To achieve this, each Operator is responsible for inserting the right information for the subdomain that they use in the network’s DNS zone.
For example, for an Operator A of the onekey.network network, the operator_a.onekey.network subdomain should be mapped to the DNS server of Operator A through a NS/SOA records.
The framework includes a text document containing a set of legal clauses that any pair of organizations may include in the contract that binds them. Those are called “the Model Terms”.
For example:
-
an organization operating a Website may include the Model Terms in its contract with an organization that operates their CMP.
-
similarly, it may be included in the contract between a Website and its Operator.
-
between a Website and their SSP.
-
between a SSP and an Ad Exchange, or between a SSP and a DSP etc.

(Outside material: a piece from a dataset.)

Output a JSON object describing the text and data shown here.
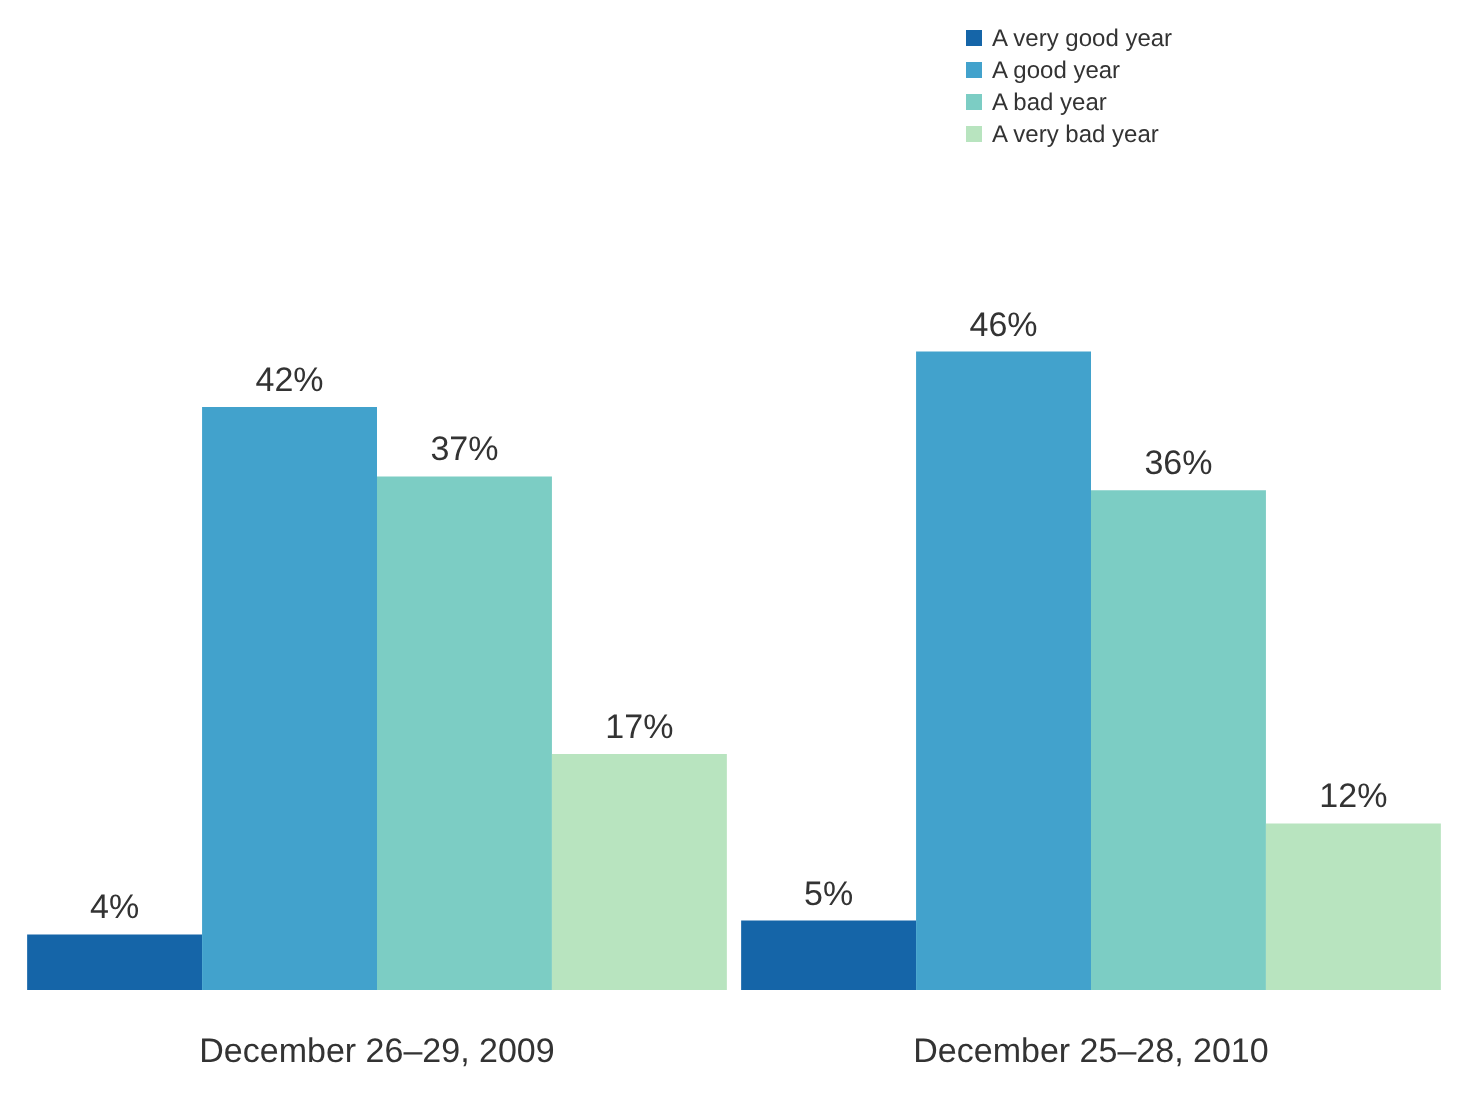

The benefit of using the Model Terms is that it reinforces the compliance of both organizations to Data Protection regulation, and clarifies their respective liabilities in case of harm resulting from misprocessing of the user data.
It’s notable that the Model Terms requires that the IDs and Preferences that are sent from one party to another may only be further transferred to third parties with whom a contract including the Model Terms has also been signed.
When an organization decide to use the Model Terms in its contract, it guarantees that the IDs and Preferences that they process and transfer can only be legally processed by other organization that are also bound to the same terms.
The goal of the technical part of the framework, which is further described in this documentation, is to facilitate the conformity of the organization operations to those terms.